There haven't been any algorithmic breakthroughs in many years for most of the computer science field? I find that hard to believe. Back in 1993, I was taking a graduate level course in algorithms, and the professor told us about at least one algorithm for multiplying ridiculously large matrices had been developed and published within the prior year (maybe it was 2 years at that time) by a Russian PhD. Granted, this particular algorithm didn't provide a speed benefit over other techniques until you hit matrix sizes of a million by a million, something on that order. But that's not the point.
You'd also be amazed at what effect seemingly insignificant choices in the implementation of an algorithm can make. The most extreme case I ever saw like that was something like a factor of 2 difference in speed. You might chalk that up to bad coding, but when that code is locked away inside libraries that ship with the language, rank-and-file developers might get stuck with a suboptimal implementation. So it's not just the algorithms themselves that yield new wins, it's careful analysis and improvement of older implementations.
Getting back to the topic of this article, I want to point out that I actually used NIO in a project in a corporate environment, and it seemed to give us wins in stability, thread utilization, and memory consumption, among other things. For the environment, it was probably the right choice. Had we been dealing with a newer Linux environment, or a less heavily loaded server, I suppose going with the "old" pre-NIO way of doing socket I/O would have been better.

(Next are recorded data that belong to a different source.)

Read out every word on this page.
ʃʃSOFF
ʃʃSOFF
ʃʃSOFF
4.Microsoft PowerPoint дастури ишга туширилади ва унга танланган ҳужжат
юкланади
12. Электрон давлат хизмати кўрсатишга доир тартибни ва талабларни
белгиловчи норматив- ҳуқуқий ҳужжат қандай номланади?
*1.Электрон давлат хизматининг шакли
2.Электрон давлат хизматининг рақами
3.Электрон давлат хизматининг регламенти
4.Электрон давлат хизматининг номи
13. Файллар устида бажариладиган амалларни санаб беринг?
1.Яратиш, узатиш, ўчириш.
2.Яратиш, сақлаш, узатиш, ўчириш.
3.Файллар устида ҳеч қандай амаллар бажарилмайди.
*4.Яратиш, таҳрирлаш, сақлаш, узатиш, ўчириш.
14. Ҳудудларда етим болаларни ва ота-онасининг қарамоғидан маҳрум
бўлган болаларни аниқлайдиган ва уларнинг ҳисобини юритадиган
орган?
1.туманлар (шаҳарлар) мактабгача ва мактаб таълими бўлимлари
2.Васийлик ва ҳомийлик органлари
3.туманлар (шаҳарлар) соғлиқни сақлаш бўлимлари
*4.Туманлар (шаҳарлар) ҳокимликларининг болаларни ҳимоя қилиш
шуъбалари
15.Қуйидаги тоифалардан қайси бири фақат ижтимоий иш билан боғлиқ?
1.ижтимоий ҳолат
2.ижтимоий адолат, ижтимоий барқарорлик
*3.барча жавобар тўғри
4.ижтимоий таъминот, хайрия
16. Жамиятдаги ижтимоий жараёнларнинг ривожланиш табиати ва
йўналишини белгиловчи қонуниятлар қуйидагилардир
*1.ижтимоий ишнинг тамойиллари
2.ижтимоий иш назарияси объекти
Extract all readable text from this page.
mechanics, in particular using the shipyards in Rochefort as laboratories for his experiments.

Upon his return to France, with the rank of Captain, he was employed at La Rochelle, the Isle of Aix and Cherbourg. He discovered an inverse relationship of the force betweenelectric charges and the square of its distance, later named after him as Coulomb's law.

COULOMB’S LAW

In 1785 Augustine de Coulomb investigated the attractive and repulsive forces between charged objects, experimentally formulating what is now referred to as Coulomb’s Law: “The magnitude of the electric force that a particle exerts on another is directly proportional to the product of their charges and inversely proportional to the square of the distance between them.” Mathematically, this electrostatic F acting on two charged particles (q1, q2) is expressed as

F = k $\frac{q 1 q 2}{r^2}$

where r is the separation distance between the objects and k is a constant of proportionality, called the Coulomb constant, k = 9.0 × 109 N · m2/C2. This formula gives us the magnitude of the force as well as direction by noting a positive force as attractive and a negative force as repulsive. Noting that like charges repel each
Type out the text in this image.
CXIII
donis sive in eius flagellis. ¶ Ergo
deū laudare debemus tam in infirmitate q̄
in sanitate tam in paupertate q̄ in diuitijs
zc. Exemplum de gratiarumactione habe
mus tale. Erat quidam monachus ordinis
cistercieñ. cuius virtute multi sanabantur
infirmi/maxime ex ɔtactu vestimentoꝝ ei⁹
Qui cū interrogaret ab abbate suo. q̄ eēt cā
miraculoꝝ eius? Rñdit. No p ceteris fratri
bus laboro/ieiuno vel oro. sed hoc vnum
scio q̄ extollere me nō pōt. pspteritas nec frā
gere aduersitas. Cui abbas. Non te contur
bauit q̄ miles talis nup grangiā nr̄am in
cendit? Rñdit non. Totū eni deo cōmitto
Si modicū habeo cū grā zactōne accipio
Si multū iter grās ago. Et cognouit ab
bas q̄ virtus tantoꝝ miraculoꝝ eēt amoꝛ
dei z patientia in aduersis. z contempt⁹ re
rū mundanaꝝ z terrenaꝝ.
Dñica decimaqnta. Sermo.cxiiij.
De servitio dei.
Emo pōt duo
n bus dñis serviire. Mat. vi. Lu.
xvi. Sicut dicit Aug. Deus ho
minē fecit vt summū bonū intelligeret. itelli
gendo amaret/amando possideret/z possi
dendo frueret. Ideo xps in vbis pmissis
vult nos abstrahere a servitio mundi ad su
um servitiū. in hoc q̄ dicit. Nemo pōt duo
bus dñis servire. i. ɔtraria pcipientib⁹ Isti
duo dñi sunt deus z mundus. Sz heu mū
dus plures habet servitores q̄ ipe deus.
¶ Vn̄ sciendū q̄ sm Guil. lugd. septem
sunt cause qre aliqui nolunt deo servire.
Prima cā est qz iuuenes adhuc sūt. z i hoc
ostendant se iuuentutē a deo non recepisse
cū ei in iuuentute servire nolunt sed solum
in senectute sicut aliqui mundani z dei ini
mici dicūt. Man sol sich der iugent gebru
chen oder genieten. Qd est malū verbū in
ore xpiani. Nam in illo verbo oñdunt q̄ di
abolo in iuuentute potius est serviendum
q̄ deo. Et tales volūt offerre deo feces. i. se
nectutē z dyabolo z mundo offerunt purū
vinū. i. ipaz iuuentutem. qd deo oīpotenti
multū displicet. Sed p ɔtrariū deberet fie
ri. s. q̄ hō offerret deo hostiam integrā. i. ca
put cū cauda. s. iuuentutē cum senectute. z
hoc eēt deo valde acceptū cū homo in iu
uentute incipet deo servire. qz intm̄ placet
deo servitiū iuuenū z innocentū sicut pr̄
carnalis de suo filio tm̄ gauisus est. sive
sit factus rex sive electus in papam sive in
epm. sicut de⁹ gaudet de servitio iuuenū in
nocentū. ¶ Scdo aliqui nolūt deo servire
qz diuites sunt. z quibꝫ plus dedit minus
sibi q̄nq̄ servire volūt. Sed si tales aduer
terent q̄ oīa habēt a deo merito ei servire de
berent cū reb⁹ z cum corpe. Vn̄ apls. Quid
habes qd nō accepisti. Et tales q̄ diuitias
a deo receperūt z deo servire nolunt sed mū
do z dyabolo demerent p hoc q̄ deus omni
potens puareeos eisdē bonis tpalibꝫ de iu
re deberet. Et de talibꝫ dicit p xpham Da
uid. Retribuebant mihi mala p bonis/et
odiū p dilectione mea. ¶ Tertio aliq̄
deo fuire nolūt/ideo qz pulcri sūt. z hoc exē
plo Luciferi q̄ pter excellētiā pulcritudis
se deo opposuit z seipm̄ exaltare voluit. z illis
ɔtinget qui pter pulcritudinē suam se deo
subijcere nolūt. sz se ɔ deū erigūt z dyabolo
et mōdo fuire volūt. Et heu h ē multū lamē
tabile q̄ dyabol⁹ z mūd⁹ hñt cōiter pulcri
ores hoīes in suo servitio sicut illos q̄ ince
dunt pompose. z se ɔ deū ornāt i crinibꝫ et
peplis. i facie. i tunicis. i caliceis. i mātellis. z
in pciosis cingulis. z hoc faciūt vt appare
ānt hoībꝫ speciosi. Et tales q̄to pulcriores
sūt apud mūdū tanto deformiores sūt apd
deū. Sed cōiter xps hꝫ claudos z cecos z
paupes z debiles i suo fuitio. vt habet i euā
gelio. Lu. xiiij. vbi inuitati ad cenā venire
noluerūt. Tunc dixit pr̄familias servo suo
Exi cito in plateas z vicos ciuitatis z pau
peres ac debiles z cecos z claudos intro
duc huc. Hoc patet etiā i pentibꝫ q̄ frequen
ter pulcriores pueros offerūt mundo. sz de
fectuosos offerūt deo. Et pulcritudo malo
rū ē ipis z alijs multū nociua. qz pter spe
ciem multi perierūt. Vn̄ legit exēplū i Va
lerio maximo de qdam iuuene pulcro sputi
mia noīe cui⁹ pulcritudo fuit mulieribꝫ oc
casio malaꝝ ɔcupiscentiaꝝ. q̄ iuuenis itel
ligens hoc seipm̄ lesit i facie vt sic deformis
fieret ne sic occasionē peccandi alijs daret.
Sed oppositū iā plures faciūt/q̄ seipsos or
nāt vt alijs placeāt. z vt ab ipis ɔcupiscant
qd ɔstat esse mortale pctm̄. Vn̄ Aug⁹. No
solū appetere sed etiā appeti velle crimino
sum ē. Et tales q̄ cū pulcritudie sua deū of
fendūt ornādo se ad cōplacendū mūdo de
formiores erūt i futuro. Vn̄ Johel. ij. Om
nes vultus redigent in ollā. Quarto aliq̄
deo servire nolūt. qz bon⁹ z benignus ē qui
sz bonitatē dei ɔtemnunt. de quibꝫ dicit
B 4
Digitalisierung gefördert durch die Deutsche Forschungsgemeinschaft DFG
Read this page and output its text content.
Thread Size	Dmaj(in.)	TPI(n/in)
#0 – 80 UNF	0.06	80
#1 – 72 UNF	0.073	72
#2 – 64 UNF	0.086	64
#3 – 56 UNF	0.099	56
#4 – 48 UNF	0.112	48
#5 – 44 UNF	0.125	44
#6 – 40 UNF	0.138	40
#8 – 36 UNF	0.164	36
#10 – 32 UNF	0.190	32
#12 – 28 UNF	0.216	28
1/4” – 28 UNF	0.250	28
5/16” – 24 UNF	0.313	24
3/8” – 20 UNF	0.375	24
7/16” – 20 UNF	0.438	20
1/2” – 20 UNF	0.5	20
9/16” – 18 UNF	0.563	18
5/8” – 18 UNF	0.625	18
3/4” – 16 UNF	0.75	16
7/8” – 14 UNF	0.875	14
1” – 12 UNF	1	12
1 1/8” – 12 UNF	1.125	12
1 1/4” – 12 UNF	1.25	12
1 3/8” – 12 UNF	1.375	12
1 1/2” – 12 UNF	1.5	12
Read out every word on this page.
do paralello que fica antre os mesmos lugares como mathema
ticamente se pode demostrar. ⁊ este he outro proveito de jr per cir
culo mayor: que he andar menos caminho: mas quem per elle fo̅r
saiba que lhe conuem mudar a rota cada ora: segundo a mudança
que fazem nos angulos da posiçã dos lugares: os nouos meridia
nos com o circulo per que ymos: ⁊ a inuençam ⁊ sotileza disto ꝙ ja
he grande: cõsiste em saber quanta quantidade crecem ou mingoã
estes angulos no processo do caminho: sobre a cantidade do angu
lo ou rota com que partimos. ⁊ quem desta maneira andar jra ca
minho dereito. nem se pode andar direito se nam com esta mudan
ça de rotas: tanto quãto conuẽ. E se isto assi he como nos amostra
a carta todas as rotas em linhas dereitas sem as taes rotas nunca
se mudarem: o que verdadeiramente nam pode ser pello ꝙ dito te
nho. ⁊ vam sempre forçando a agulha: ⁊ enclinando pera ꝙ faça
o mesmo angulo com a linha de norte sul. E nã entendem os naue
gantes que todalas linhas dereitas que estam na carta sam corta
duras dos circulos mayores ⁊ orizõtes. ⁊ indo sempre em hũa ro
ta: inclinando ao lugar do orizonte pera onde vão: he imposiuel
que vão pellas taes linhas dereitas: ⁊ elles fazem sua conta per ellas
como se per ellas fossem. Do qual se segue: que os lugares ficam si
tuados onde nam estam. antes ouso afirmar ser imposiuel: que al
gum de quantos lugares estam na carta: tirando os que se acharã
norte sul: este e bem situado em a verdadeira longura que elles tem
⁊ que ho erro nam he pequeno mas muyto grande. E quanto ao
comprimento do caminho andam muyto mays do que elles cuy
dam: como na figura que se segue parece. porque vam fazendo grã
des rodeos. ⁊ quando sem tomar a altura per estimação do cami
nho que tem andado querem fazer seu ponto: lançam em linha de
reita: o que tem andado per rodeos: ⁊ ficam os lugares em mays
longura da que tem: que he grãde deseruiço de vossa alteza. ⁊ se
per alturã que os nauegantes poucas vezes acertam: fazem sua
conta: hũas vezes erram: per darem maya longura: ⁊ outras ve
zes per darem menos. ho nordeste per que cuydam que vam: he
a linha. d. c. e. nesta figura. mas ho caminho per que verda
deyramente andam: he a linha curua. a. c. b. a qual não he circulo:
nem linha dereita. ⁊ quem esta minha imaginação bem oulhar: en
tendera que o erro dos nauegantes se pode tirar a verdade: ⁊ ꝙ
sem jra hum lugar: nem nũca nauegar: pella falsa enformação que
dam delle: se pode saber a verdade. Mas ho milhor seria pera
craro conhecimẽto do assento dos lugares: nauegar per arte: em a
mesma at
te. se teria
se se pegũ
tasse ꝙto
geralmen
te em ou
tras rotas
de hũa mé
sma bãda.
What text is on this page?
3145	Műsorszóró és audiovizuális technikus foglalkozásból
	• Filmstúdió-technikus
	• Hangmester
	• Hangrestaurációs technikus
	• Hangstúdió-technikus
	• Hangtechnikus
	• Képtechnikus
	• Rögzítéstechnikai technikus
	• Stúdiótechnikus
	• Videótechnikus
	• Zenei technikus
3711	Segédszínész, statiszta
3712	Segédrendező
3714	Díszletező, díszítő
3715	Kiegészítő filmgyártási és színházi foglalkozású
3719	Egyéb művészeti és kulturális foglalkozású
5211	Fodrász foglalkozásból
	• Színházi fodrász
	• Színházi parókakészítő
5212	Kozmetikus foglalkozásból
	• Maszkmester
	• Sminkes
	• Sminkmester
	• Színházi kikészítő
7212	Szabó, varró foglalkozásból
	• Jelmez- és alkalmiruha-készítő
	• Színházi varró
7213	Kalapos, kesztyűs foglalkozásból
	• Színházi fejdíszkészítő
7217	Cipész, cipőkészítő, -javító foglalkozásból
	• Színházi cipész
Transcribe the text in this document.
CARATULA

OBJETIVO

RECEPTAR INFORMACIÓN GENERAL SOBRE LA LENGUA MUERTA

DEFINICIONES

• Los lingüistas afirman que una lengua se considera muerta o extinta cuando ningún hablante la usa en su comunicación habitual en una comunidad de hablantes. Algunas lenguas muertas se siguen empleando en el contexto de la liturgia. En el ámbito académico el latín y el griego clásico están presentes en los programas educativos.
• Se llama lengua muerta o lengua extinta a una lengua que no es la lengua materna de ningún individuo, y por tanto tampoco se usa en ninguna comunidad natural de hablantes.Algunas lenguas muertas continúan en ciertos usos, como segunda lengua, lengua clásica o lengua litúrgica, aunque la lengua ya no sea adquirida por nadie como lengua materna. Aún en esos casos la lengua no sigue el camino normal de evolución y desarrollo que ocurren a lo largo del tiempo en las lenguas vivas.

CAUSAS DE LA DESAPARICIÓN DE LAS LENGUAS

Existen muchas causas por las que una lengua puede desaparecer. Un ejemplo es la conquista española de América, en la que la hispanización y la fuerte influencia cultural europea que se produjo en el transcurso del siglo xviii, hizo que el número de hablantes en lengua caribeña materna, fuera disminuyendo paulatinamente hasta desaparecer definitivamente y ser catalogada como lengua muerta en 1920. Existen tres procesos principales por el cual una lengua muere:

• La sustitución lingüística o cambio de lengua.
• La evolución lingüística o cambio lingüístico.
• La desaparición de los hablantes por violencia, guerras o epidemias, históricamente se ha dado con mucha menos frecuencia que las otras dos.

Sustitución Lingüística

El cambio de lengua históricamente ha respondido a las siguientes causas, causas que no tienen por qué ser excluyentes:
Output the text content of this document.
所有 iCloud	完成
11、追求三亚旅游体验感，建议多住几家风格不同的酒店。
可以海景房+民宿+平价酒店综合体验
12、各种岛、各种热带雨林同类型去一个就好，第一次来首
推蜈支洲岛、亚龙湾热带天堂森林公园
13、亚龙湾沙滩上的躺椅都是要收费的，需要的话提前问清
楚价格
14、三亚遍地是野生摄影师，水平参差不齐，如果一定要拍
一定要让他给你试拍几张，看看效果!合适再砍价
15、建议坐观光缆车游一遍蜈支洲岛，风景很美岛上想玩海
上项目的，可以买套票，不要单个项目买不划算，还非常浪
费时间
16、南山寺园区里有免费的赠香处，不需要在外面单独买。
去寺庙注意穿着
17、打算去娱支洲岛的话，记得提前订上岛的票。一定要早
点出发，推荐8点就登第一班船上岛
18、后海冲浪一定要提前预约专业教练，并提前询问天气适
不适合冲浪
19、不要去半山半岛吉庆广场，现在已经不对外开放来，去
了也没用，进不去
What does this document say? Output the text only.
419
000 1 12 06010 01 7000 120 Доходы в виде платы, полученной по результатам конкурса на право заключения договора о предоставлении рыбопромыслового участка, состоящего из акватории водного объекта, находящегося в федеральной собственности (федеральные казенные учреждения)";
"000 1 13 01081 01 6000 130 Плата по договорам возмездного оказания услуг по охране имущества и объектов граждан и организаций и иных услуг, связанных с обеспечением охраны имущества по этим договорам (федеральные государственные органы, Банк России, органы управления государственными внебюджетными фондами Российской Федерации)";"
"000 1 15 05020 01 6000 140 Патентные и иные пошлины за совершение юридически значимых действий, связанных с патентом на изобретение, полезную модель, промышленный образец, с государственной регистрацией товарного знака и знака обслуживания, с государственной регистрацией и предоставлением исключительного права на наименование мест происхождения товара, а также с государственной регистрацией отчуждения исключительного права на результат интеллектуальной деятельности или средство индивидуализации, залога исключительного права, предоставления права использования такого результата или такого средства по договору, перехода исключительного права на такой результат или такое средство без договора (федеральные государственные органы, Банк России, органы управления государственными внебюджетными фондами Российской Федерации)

Had we been on a Solaris system, I'm told the NIO way would have been the best choice hands down, but the company was moving away from Solaris. Still, this raises a valid point -- in the end, you need to tune your code for the environment in which it's running. So if the OS can't do threads well, the whole thread-per-socket approach will stink compared to select-based semantics. I haven't fully read the PDF yet, but it seems like most of this testing was done in Linux. Results for other OSes are not guaranteed to be the same.